Savona. “Non sono bastate le 14mila firme della petizione, né l’interrogazione consiliare, né l’unanime consenso dei comuni dell’entroterra e del consiglio comunale di Savona. Nonostante una vasta mobilitazione politica e sociale protagonista, il blocco operatorio dell’ospedale San Paolo di Savona sta ancora aspettando un angiografo”.

Parola del capogruppo di Rete a Sinistra / LiberaMente Liguria Gianni Pastorino che si è scagliato contro il vicepresidente della Regione Sonia Viale e i vertici Asl2 per una “disparità di trattamento tra l’ospedale Santa Corona di Pietra Ligure e il San Paolo di Savona”.

“In compenso l’angiografo arriverà al Santa Corona di Pietra Ligure il prossimo ottobre, tramite un affitto di 8 anni siglato da ASL2 con una spesa di 658 mila euro. Operazione resa possibile soltanto stralciando una gara d’acquisto già in itinere. Una scelta per noi incomprensibile: in questo senso, l’ospedale savonese ci sembra fortemente discriminato”.

“Avevamo promesso ai savonesi che avemmo seguito la vicenda passo a passo, quindi ci aspettiamo che l’assessore Viale e i vertici di Asl2 spieghino e motivino questa disparità di trattamento.
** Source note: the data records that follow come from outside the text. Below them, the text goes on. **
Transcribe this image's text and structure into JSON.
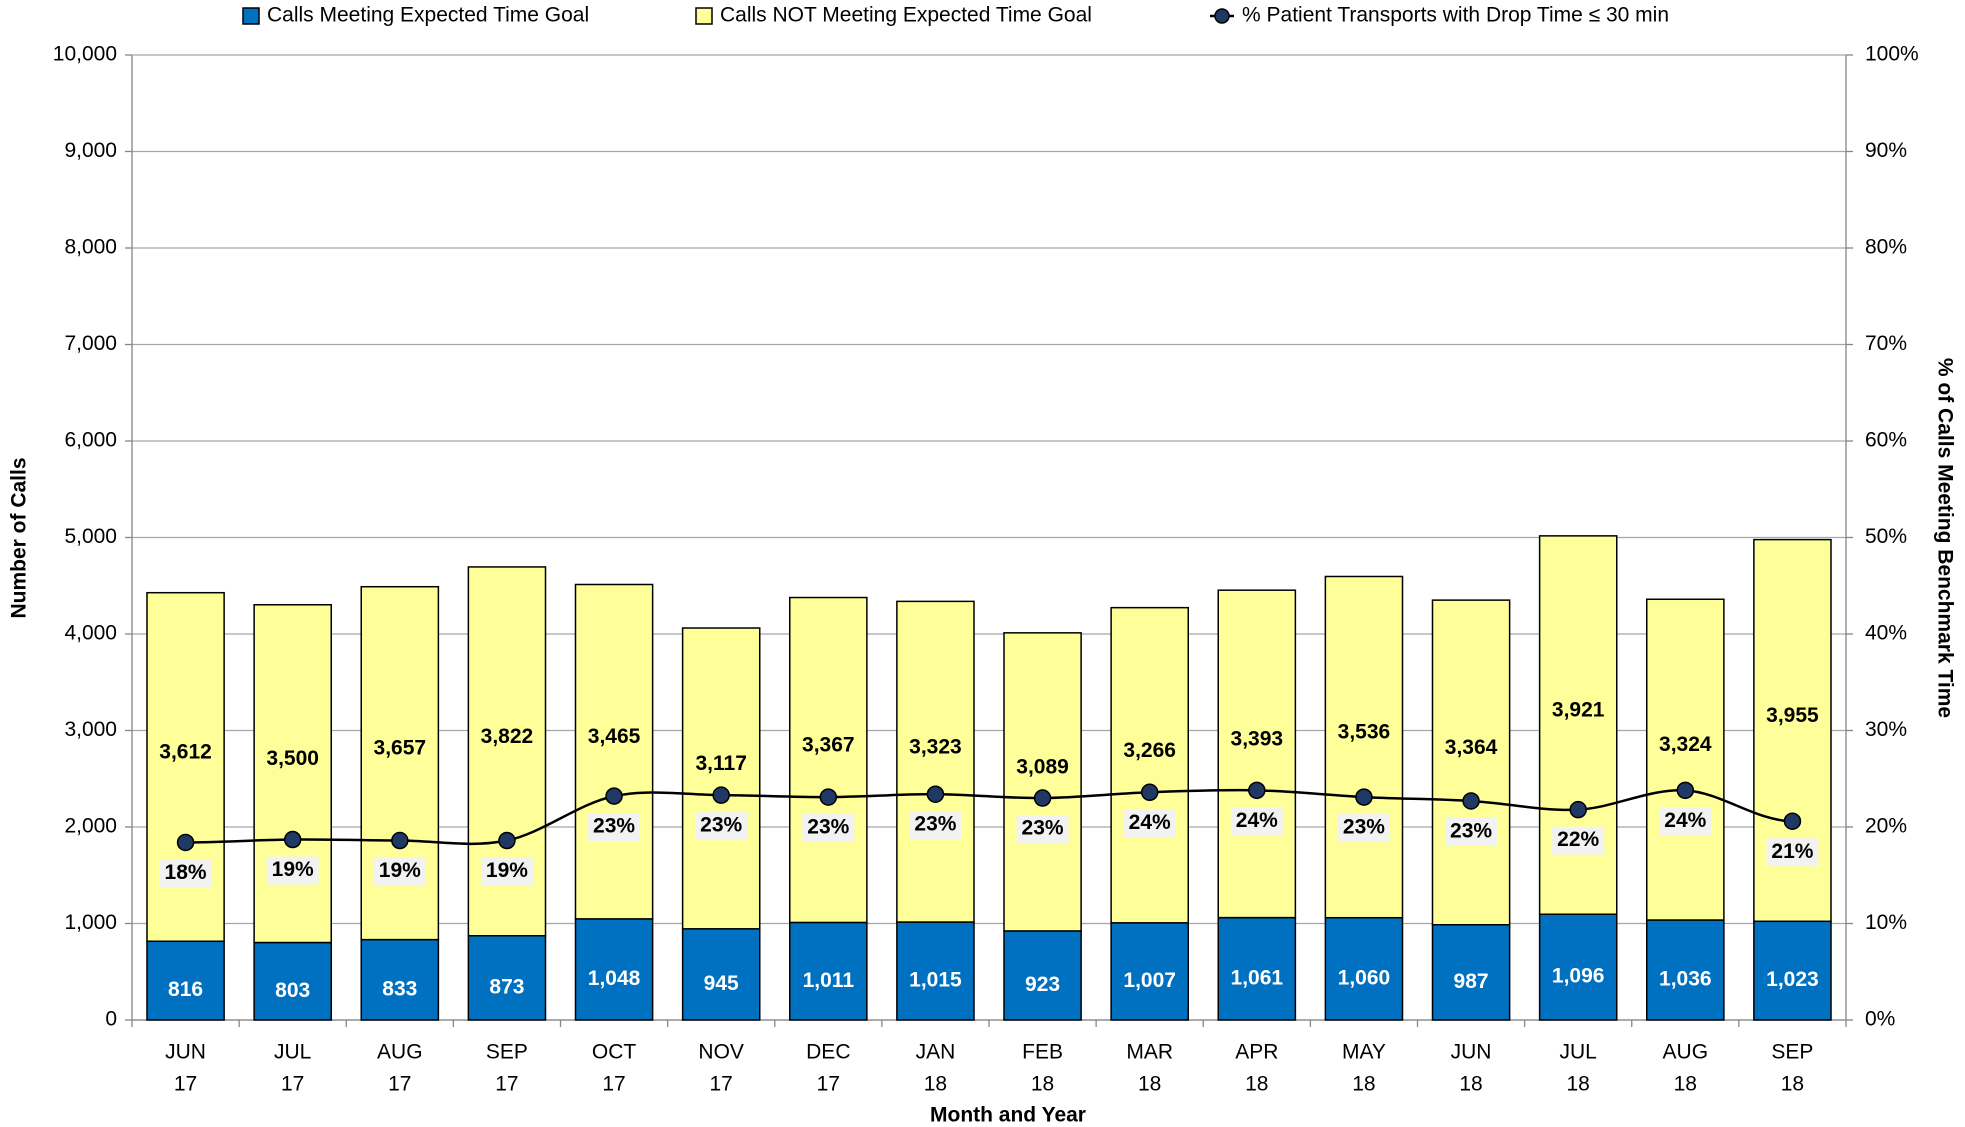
{
  "chart_data": {
    "type": "stacked-bar-line",
    "x_label": "Month and Year",
    "y_label": "Number of Calls",
    "y2_label": "% of Calls Meeting Benchmark Time",
    "categories": [
      [
        "JUN",
        "17"
      ],
      [
        "JUL",
        "17"
      ],
      [
        "AUG",
        "17"
      ],
      [
        "SEP",
        "17"
      ],
      [
        "OCT",
        "17"
      ],
      [
        "NOV",
        "17"
      ],
      [
        "DEC",
        "17"
      ],
      [
        "JAN",
        "18"
      ],
      [
        "FEB",
        "18"
      ],
      [
        "MAR",
        "18"
      ],
      [
        "APR",
        "18"
      ],
      [
        "MAY",
        "18"
      ],
      [
        "JUN",
        "18"
      ],
      [
        "JUL",
        "18"
      ],
      [
        "AUG",
        "18"
      ],
      [
        "SEP",
        "18"
      ]
    ],
    "series": [
      {
        "name": "Calls Meeting Expected Time Goal",
        "type": "bar",
        "color": "#0070c0",
        "values": [
          816,
          803,
          833,
          873,
          1048,
          945,
          1011,
          1015,
          923,
          1007,
          1061,
          1060,
          987,
          1096,
          1036,
          1023
        ],
        "value_labels": [
          "816",
          "803",
          "833",
          "873",
          "1,048",
          "945",
          "1,011",
          "1,015",
          "923",
          "1,007",
          "1,061",
          "1,060",
          "987",
          "1,096",
          "1,036",
          "1,023"
        ]
      },
      {
        "name": "Calls NOT Meeting Expected Time Goal",
        "type": "bar",
        "color": "#ffff99",
        "values": [
          3612,
          3500,
          3657,
          3822,
          3465,
          3117,
          3367,
          3323,
          3089,
          3266,
          3393,
          3536,
          3364,
          3921,
          3324,
          3955
        ],
        "value_labels": [
          "3,612",
          "3,500",
          "3,657",
          "3,822",
          "3,465",
          "3,117",
          "3,367",
          "3,323",
          "3,089",
          "3,266",
          "3,393",
          "3,536",
          "3,364",
          "3,921",
          "3,324",
          "3,955"
        ]
      },
      {
        "name": "% Patient Transports with Drop Time ≤ 30 min",
        "type": "line",
        "axis": "y2",
        "color": "#1f3864",
        "values": [
          18.4,
          18.7,
          18.6,
          18.6,
          23.2,
          23.3,
          23.1,
          23.4,
          23.0,
          23.6,
          23.8,
          23.1,
          22.7,
          21.8,
          23.8,
          20.6
        ],
        "value_labels": [
          "18%",
          "19%",
          "19%",
          "19%",
          "23%",
          "23%",
          "23%",
          "23%",
          "23%",
          "24%",
          "24%",
          "23%",
          "23%",
          "22%",
          "24%",
          "21%"
        ]
      }
    ],
    "ylim": [
      0,
      10000
    ],
    "yticks": [
      0,
      {
        "value": 1000,
        "label": "1,000"
      },
      {
        "value": 2000,
        "label": "2,000"
      },
      {
        "value": 3000,
        "label": "3,000"
      },
      {
        "value": 4000,
        "label": "4,000"
      },
      {
        "value": 5000,
        "label": "5,000"
      },
      {
        "value": 6000,
        "label": "6,000"
      },
      {
        "value": 7000,
        "label": "7,000"
      },
      {
        "value": 8000,
        "label": "8,000"
      },
      {
        "value": 9000,
        "label": "9,000"
      },
      {
        "value": 10000,
        "label": "10,000"
      }
    ],
    "y2lim": [
      0,
      100
    ],
    "y2ticks": [
      {
        "value": 0,
        "label": "0%"
      },
      {
        "value": 10,
        "label": "10%"
      },
      {
        "value": 20,
        "label": "20%"
      },
      {
        "value": 30,
        "label": "30%"
      },
      {
        "value": 40,
        "label": "40%"
      },
      {
        "value": 50,
        "label": "50%"
      },
      {
        "value": 60,
        "label": "60%"
      },
      {
        "value": 70,
        "label": "70%"
      },
      {
        "value": 80,
        "label": "80%"
      },
      {
        "value": 90,
        "label": "90%"
      },
      {
        "value": 100,
        "label": "100%"
      }
    ],
    "grid": true,
    "legend": "top"
  }
}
Non vorremmo che questa scelta mettesse nuovamente in discussione l’apparecchiatura per il San Paolo; o allungasse ancora i tempi della burocrazia, visto che l’Asl dovrà modificare l’atto di gara rimodulandolo in un unico lotto. Altrimenti sarebbe un danno con chiare responsabilità politiche”.

“Eppure lo scorso 15 gennaio, rispondendo a una nostra interrogazione in consiglio regionale, l’assessore Viale aveva tracciato una strada ben precisa: angiografo assicurato entro i primi 3 mesi del 2020, una volta espletata la gara di acquisto e la formazione del personale sulla scorta delle proiezioni di utilizzo formulate dall’azienda sanitaria”.

“L’ospedale San Paolo è un DEA di Primo Livello, è l’ospedale di riferimento del territorio di Asl2: serve un bacino di 165mila abitanti e oggi si trova a subire una disparità di trattamento, in termini di servizi erogati, sia rispetto al resto della provincia savonese sia rispetto al San Martino di Genova. È evidente che l’angiografo al San Paolo sia per tutti una priorità, anche perché l’ultima apparecchiatura è giunta a fine servizio nel 2018. E invece ecco arrivare questa mossa, ancora da spiegare, che a noi leggiamo come una sorta di ‘declassamento’ tutto politico”, ha concluso Pastorino.